After that is is possible to add entries with the following request:

PUT my-data-stream/_bulk
{ "create":{ } }
{ "@timestamp": "2099-05-06T16:21:15.000Z", "message": "192.0.2.42 - - [06/May/2099:16:21:15 +0000] \"GET /images/ bg.jpg HTTP/1.0\" 200 24736" }
{ "create":{ } }
{ "@timestamp": "2099-05-06T16:25:42.000Z", "message": "192.0.2.255 - - [06/May/2099:16:25:42 +0000] \"GET /favicon. ico HTTP/1.0\" 200 3638" }

It doesn't matter whether we create the data stream automatically or create it manually beforehand. When we want to add a log entry ($logger->info()), a parameter array is created in Monolog\Handler\ElasticsearchHandler->bulkSend(), which is not compatible with the Elasticsearch Bulk API and data stream. In order for the function Elastic\Elasticsearch\Traits\ClientEndpointsTrait->bulk() to create a request that is accepted by Elasticsearch, it needs some changes in Monolog\Handler\ElasticsearchHandler->bulkSend(). We managed this by adjusting bulkSend() as follows:

     protected function bulkSend(array $records): void
     {
         try {
             $params = [
                 'body' => [],
             ];

             foreach ($records as $record) {
                 if ($this->options['op_type'] === 'create') {
                     if (!isset($params['index'])) {
                         $params['index'] = $record['_index'];
                     }
                     $params['body'][] = ['create' => new \stdClass()];
                 } else {
                     $params['body'][] = [
                         'index' => $this->needsType ? [
                             '_index' => $record['_index'],
                             '_type' => $record['_type'],
                         ] : [
                             '_index' => $record['_index'],
                         ],
                     ];
                 }

                 unset($record['_index'], $record['_type']);

                 $params['body'][] = $record;
             }

             /** @var Elasticsearch */
             $responses = $this->client->bulk($params);

             if ($responses['errors'] === true) {
                 throw $this->createExceptionFromResponses($responses);
             }
         } catch (Throwable $e) {
             if (! $this->options['ignore_error']) {
                 throw new RuntimeException('Error sending messages to Elasticsearch', 0, $e);
             }
         }
     }

I'm not sure if that's the correct place and if it has any side effects to other Monolog-Elasticsearch-setups. It also seems to be necessary to make certain adjustments to the Elasticsearch PHP client. More on this is below. Therefore I didn't create a pull-request.

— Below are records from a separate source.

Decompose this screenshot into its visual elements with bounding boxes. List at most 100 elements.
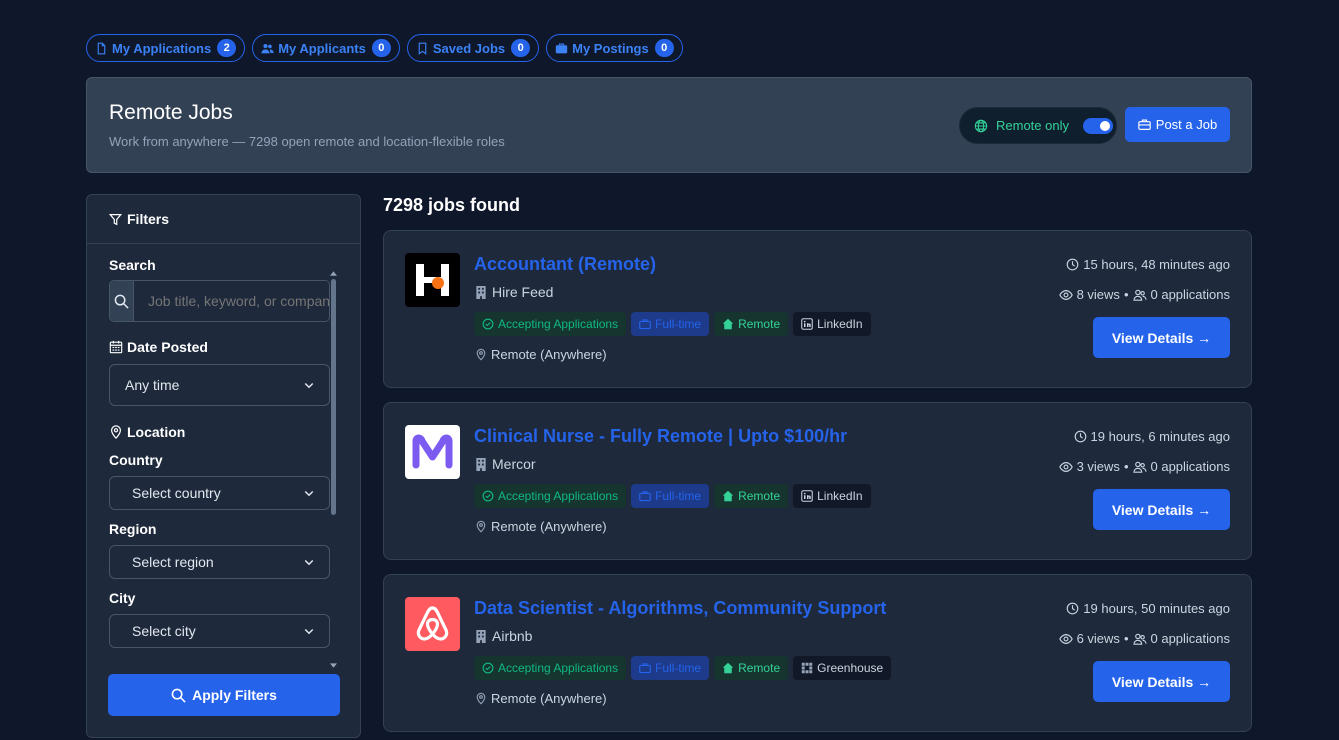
company-name: Airbnb xyxy=(475,628,532,644)
count-badge: 0 xyxy=(371,39,391,57)
chevron-down-icon xyxy=(304,490,314,497)
remote-text: Remote xyxy=(738,317,781,331)
check-circle-icon xyxy=(482,662,494,674)
remote-text: Remote xyxy=(738,489,781,503)
tab-my-applicants[interactable]: My Applicants 0 xyxy=(252,34,400,62)
remote-badge: Remote xyxy=(714,656,789,680)
tab-saved-jobs[interactable]: Saved Jobs 0 xyxy=(406,34,540,62)
applications-text: 0 applications xyxy=(1150,287,1231,302)
count-badge: 0 xyxy=(511,39,531,57)
briefcase-icon xyxy=(639,319,651,330)
job-stats: 8 views • 0 applications xyxy=(1058,287,1231,302)
location-text: Location xyxy=(127,424,186,440)
search-icon xyxy=(171,688,186,703)
toggle-switch[interactable] xyxy=(1082,117,1113,134)
briefcase-icon xyxy=(639,663,651,674)
briefcase-icon xyxy=(639,491,651,502)
job-location: Remote (Anywhere) xyxy=(475,519,607,534)
date-posted-value: Any time xyxy=(125,377,180,393)
country-select[interactable]: Select country xyxy=(109,476,330,510)
map-pin-icon xyxy=(111,425,121,439)
filters-scrollbar[interactable] xyxy=(330,271,337,668)
posted-text: 19 hours, 50 minutes ago xyxy=(1083,601,1230,616)
job-title-link[interactable]: Clinical Nurse - Fully Remote | Upto $10… xyxy=(474,426,847,447)
filter-icon xyxy=(109,213,122,225)
apply-filters-button[interactable]: Apply Filters xyxy=(108,674,340,716)
views-text: 3 views xyxy=(1076,459,1120,474)
post-job-button[interactable]: Post a Job xyxy=(1125,107,1230,142)
house-icon xyxy=(722,490,734,502)
page-title: Remote Jobs xyxy=(109,101,233,124)
job-location: Remote (Anywhere) xyxy=(475,691,607,706)
apply-filters-label: Apply Filters xyxy=(192,687,277,703)
status-text: Accepting Applications xyxy=(498,661,619,675)
calendar-icon xyxy=(109,340,123,354)
posted-time: 19 hours, 6 minutes ago xyxy=(1074,429,1230,444)
location-text: Remote (Anywhere) xyxy=(491,519,607,534)
house-icon xyxy=(722,662,734,674)
search-label: Search xyxy=(109,257,156,273)
source-badge: Greenhouse xyxy=(793,656,892,680)
tab-my-applications[interactable]: My Applications 2 xyxy=(86,34,246,62)
job-card: Accountant (Remote) Hire Feed Accepting … xyxy=(383,230,1252,388)
city-select[interactable]: Select city xyxy=(109,614,330,648)
users-icon xyxy=(1132,289,1147,301)
job-badges: Accepting Applications Full-time Remote … xyxy=(474,656,892,680)
users-icon xyxy=(261,43,274,53)
view-details-button[interactable]: View Details → xyxy=(1093,489,1230,530)
tab-label: My Applicants xyxy=(278,40,366,56)
source-text: Greenhouse xyxy=(817,661,884,675)
remote-only-toggle[interactable]: Remote only xyxy=(959,107,1117,144)
briefcase-icon xyxy=(555,42,568,53)
company-name: Hire Feed xyxy=(475,284,553,300)
tab-my-postings[interactable]: My Postings 0 xyxy=(546,34,683,62)
scroll-down-arrow-icon xyxy=(330,663,337,668)
view-details-button[interactable]: View Details → xyxy=(1093,317,1230,358)
filters-heading: Filters xyxy=(127,211,170,227)
job-title-link[interactable]: Accountant (Remote) xyxy=(474,254,656,275)
job-type-text: Full-time xyxy=(655,661,702,675)
region-select[interactable]: Select region xyxy=(109,545,330,579)
check-circle-icon xyxy=(482,318,494,330)
remote-badge: Remote xyxy=(714,312,789,336)
chevron-down-icon xyxy=(304,559,314,566)
job-card: Clinical Nurse - Fully Remote | Upto $10… xyxy=(383,402,1252,560)
source-badge: LinkedIn xyxy=(793,312,871,336)
search-icon-box xyxy=(110,281,134,321)
filters-body: Search Date Posted Any time Location Cou… xyxy=(109,257,330,648)
job-title-link[interactable]: Data Scientist - Algorithms, Community S… xyxy=(474,598,886,619)
job-type-text: Full-time xyxy=(655,317,702,331)
filters-header: Filters xyxy=(87,195,360,244)
map-pin-icon xyxy=(476,520,486,533)
views-text: 8 views xyxy=(1076,287,1120,302)
search-icon xyxy=(114,294,129,309)
job-type-text: Full-time xyxy=(655,489,702,503)
building-icon xyxy=(476,457,486,471)
remote-text: Remote xyxy=(738,661,781,675)
job-stats: 3 views • 0 applications xyxy=(1058,459,1230,474)
eye-icon xyxy=(1058,461,1073,472)
clock-icon xyxy=(1074,430,1086,443)
greenhouse-icon xyxy=(801,662,813,674)
count-badge: 0 xyxy=(654,39,674,57)
building-icon xyxy=(476,629,486,643)
region-value: Select region xyxy=(132,554,214,570)
company-logo xyxy=(405,425,460,479)
search-input[interactable] xyxy=(134,281,329,321)
results-count: 7298 jobs found xyxy=(383,195,521,215)
tab-label: My Postings xyxy=(572,40,649,56)
filters-sidebar: Filters Search Date Posted Any time Loca… xyxy=(86,194,361,738)
view-details-button[interactable]: View Details → xyxy=(1093,661,1230,702)
scrollbar-thumb[interactable] xyxy=(331,279,336,515)
source-text: LinkedIn xyxy=(817,489,863,503)
region-label: Region xyxy=(109,521,157,537)
date-posted-text: Date Posted xyxy=(127,339,208,355)
users-icon xyxy=(1132,633,1147,645)
job-type-badge: Full-time xyxy=(631,656,710,680)
linkedin-icon xyxy=(801,318,813,330)
page-subtitle: Work from anywhere — 7298 open remote an… xyxy=(109,134,505,149)
city-label: City xyxy=(109,590,136,606)
date-posted-select[interactable]: Any time xyxy=(109,364,330,406)
job-badges: Accepting Applications Full-time Remote … xyxy=(474,312,871,336)
map-pin-icon xyxy=(476,692,486,705)
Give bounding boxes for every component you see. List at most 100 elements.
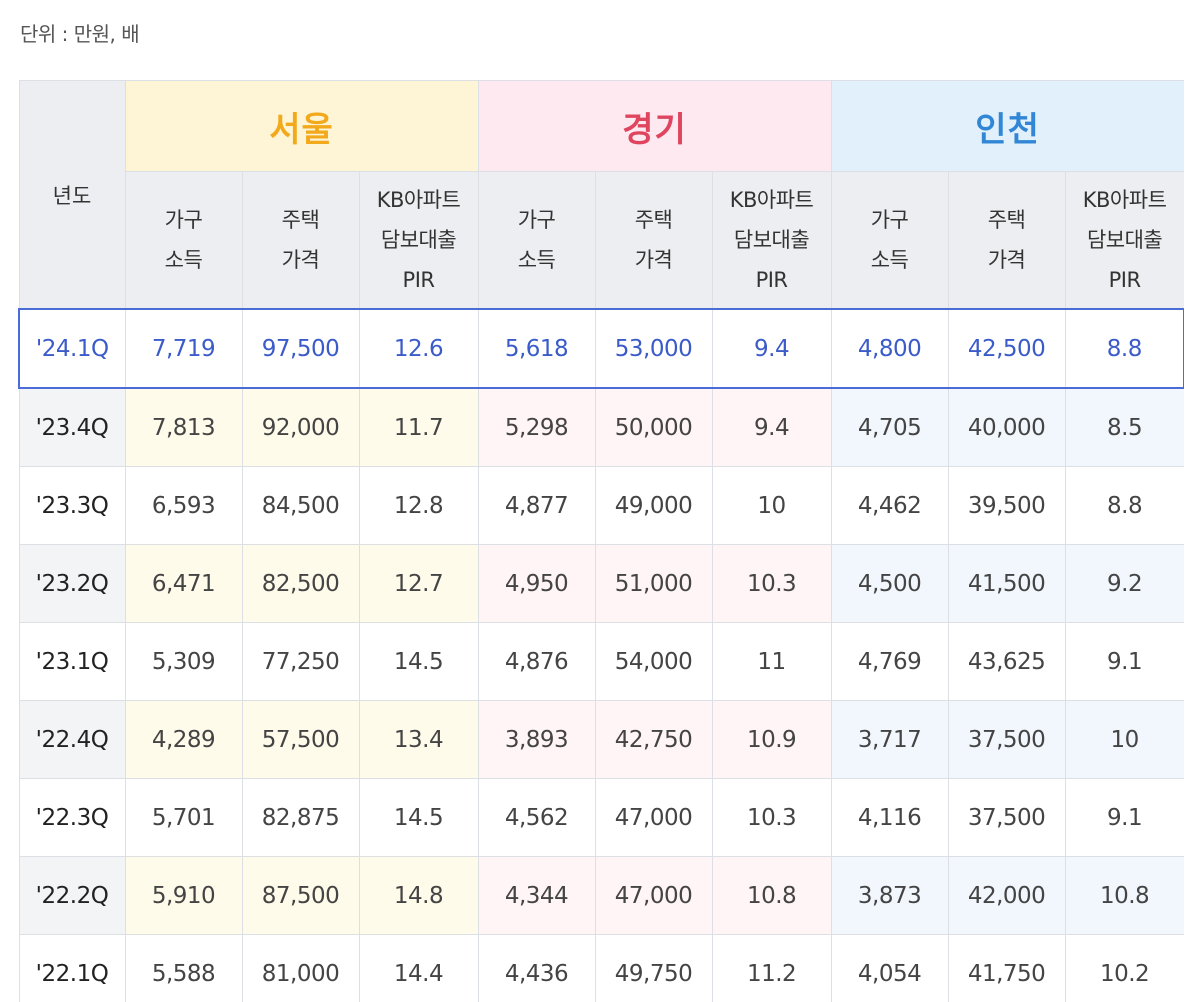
year-cell: '23.4Q (18, 387, 126, 467)
cell-gyeonggi-price: 50,000 (594, 387, 713, 467)
sub-header-line: PIR (1108, 268, 1141, 292)
year-cell: '22.1Q (18, 934, 126, 1002)
cell-incheon-income: 4,500 (830, 544, 949, 623)
cell-gyeonggi-income: 4,436 (477, 934, 596, 1002)
cell-seoul-price: 82,500 (241, 544, 360, 623)
sub-header-gyeonggi-price: 주택 가격 (594, 171, 713, 310)
cell-seoul-price: 84,500 (241, 466, 360, 545)
cell-seoul-pir: 14.5 (358, 622, 479, 701)
sub-header-line: PIR (402, 268, 435, 292)
table-row: '23.4Q 7,813 92,000 11.7 5,298 50,000 9.4 4,705… (18, 387, 1184, 467)
cell-seoul-pir: 14.4 (358, 934, 479, 1002)
cell-incheon-price: 41,500 (947, 544, 1066, 623)
year-cell: '23.1Q (18, 622, 126, 701)
sub-header-seoul-income: 가구소득 (124, 171, 243, 310)
sub-header-line: 담보대출 (1086, 228, 1163, 252)
sub-header-seoul-pir: KB아파트 담보대출 PIR (358, 171, 479, 310)
sub-header-incheon-price: 주택가격 (947, 171, 1066, 310)
cell-gyeonggi-price: 47,000 (594, 856, 713, 935)
cell-incheon-pir: 8.8 (1064, 466, 1184, 545)
cell-gyeonggi-price: 49,750 (594, 934, 713, 1002)
cell-gyeonggi-income: 4,877 (477, 466, 596, 545)
cell-gyeonggi-pir: 10 (711, 466, 832, 545)
cell-gyeonggi-income: 4,950 (477, 544, 596, 623)
table-row: '23.1Q 5,309 77,250 14.5 4,876 54,000 11 4,769 4… (18, 622, 1184, 701)
sub-header-seoul-price: 주택 가격 (241, 171, 360, 310)
cell-incheon-income: 4,705 (830, 387, 949, 467)
sub-header-line: KB아파트 (376, 188, 461, 212)
cell-gyeonggi-price: 47,000 (594, 778, 713, 857)
sub-header-line: KB아파트 (1082, 188, 1167, 212)
year-cell: '24.1Q (18, 308, 126, 389)
cell-incheon-price: 39,500 (947, 466, 1066, 545)
cell-gyeonggi-pir: 10.3 (711, 544, 832, 623)
cell-incheon-income: 4,800 (830, 308, 949, 389)
cell-gyeonggi-income: 5,298 (477, 387, 596, 467)
cell-incheon-pir: 9.1 (1064, 778, 1184, 857)
cell-incheon-price: 40,000 (947, 387, 1066, 467)
cell-seoul-pir: 12.8 (358, 466, 479, 545)
cell-seoul-pir: 14.8 (358, 856, 479, 935)
cell-seoul-price: 57,500 (241, 700, 360, 779)
cell-seoul-income: 5,701 (124, 778, 243, 857)
sub-header-line: 가격 (987, 248, 1026, 272)
cell-incheon-price: 37,500 (947, 700, 1066, 779)
table-row: '22.1Q 5,588 81,000 14.4 4,436 49,750 11.2 4,05… (18, 934, 1184, 1002)
cell-gyeonggi-price: 53,000 (594, 308, 713, 389)
pir-table: 년도 서울 경기 인천 가구 소득 주택 가격 KB아파트 담보대출 PIR 가구 소득 주택 가격… (18, 80, 1184, 1002)
cell-incheon-income: 4,116 (830, 778, 949, 857)
cell-incheon-price: 37,500 (947, 778, 1066, 857)
cell-incheon-pir: 10 (1064, 700, 1184, 779)
year-cell: '22.3Q (18, 778, 126, 857)
sub-header-line: PIR (755, 268, 788, 292)
cell-gyeonggi-pir: 9.4 (711, 308, 832, 389)
cell-incheon-income: 3,717 (830, 700, 949, 779)
cell-gyeonggi-income: 5,618 (477, 308, 596, 389)
cell-seoul-income: 7,813 (124, 387, 243, 467)
year-column-header: 년도 (18, 80, 126, 310)
cell-seoul-pir: 13.4 (358, 700, 479, 779)
cell-seoul-pir: 12.6 (358, 308, 479, 389)
cell-seoul-price: 92,000 (241, 387, 360, 467)
table-row: '24.1Q 7,719 97,500 12.6 5,618 53,000 9.4 4,800… (18, 308, 1184, 389)
cell-incheon-pir: 8.5 (1064, 387, 1184, 467)
cell-gyeonggi-income: 4,344 (477, 856, 596, 935)
cell-seoul-price: 82,875 (241, 778, 360, 857)
sub-header-line: 담보대출 (733, 228, 810, 252)
sub-header-gyeonggi-pir: KB아파트 담보대출 PIR (711, 171, 832, 310)
cell-incheon-price: 42,500 (947, 308, 1066, 389)
region-header-gyeonggi: 경기 (477, 80, 832, 172)
cell-incheon-pir: 10.8 (1064, 856, 1184, 935)
sub-header-line: 소득 (164, 248, 203, 272)
sub-header-line: 가구 (164, 208, 203, 232)
cell-incheon-pir: 9.1 (1064, 622, 1184, 701)
pir-table-container: 년도 서울 경기 인천 가구 소득 주택 가격 KB아파트 담보대출 PIR 가구 소득 주택 가격… (18, 80, 1184, 1002)
cell-seoul-income: 7,719 (124, 308, 243, 389)
cell-incheon-income: 3,873 (830, 856, 949, 935)
cell-gyeonggi-price: 49,000 (594, 466, 713, 545)
cell-gyeonggi-income: 4,562 (477, 778, 596, 857)
sub-header-row: 가구 소득 주택 가격 KB아파트 담보대출 PIR 가구 소득 주택 가격 KB아파트 담보대출 PIR… (19, 171, 1184, 310)
sub-header-line: 소득 (870, 248, 909, 272)
year-cell: '22.2Q (18, 856, 126, 935)
table-row: '23.2Q 6,471 82,500 12.7 4,950 51,000 10.3 4,50… (18, 544, 1184, 623)
region-header-seoul: 서울 (124, 80, 479, 172)
cell-seoul-income: 4,289 (124, 700, 243, 779)
cell-incheon-income: 4,769 (830, 622, 949, 701)
cell-incheon-price: 42,000 (947, 856, 1066, 935)
cell-gyeonggi-price: 51,000 (594, 544, 713, 623)
unit-note: 단위 : 만원, 배 (20, 22, 140, 46)
cell-incheon-income: 4,462 (830, 466, 949, 545)
cell-gyeonggi-pir: 10.8 (711, 856, 832, 935)
cell-incheon-price: 43,625 (947, 622, 1066, 701)
sub-header-line: 소득 (517, 248, 556, 272)
cell-gyeonggi-pir: 9.4 (711, 387, 832, 467)
sub-header-line: 주택 (987, 208, 1026, 232)
year-cell: '22.4Q (18, 700, 126, 779)
cell-incheon-income: 4,054 (830, 934, 949, 1002)
region-header-incheon: 인천 (830, 80, 1184, 172)
cell-seoul-income: 5,910 (124, 856, 243, 935)
sub-header-gyeonggi-income: 가구 소득 (477, 171, 596, 310)
cell-seoul-pir: 14.5 (358, 778, 479, 857)
sub-header-line: 가구 (870, 208, 909, 232)
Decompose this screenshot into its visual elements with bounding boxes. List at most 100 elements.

The Elastic\Elasticsearch\Traits\ClientEndpointsTrait->bulk() creates the following POST request, which according to the documentation should be PUT, but it still works:

POST my-data-stream/_bulk
{ "create":{ } }
{ "@timestamp": "2099-05-06T16:21:15.000Z", "message": "192.0.2.42 - - [06/May/2099:16:21:15 +0000] \"GET /images/ bg.jpg HTTP/1.0\" 200 24736" }
{ "create":{ } }
{ "@timestamp": "2099-05-06T16:25:42.000Z", "message": "192.0.2.255 - - [06/May/2099:16:25:42 +0000] \"GET /favicon. ico HTTP/1.0\" 200 3638" }

The Elasticsearch PHP client should also be adapted to create a PUT request for Bulk API with data stream. I've created a ticket 1389 to address the issue on the Elasticsearch PHP client side.

It would be very desirable if both packages support the Elasticsearch Bulk API with data stream.

System details

muratpurc commented 9 months ago

The issue was with the used Monolog version 2.9.2, it works with Monolog >=3.3. The ticket can be closed.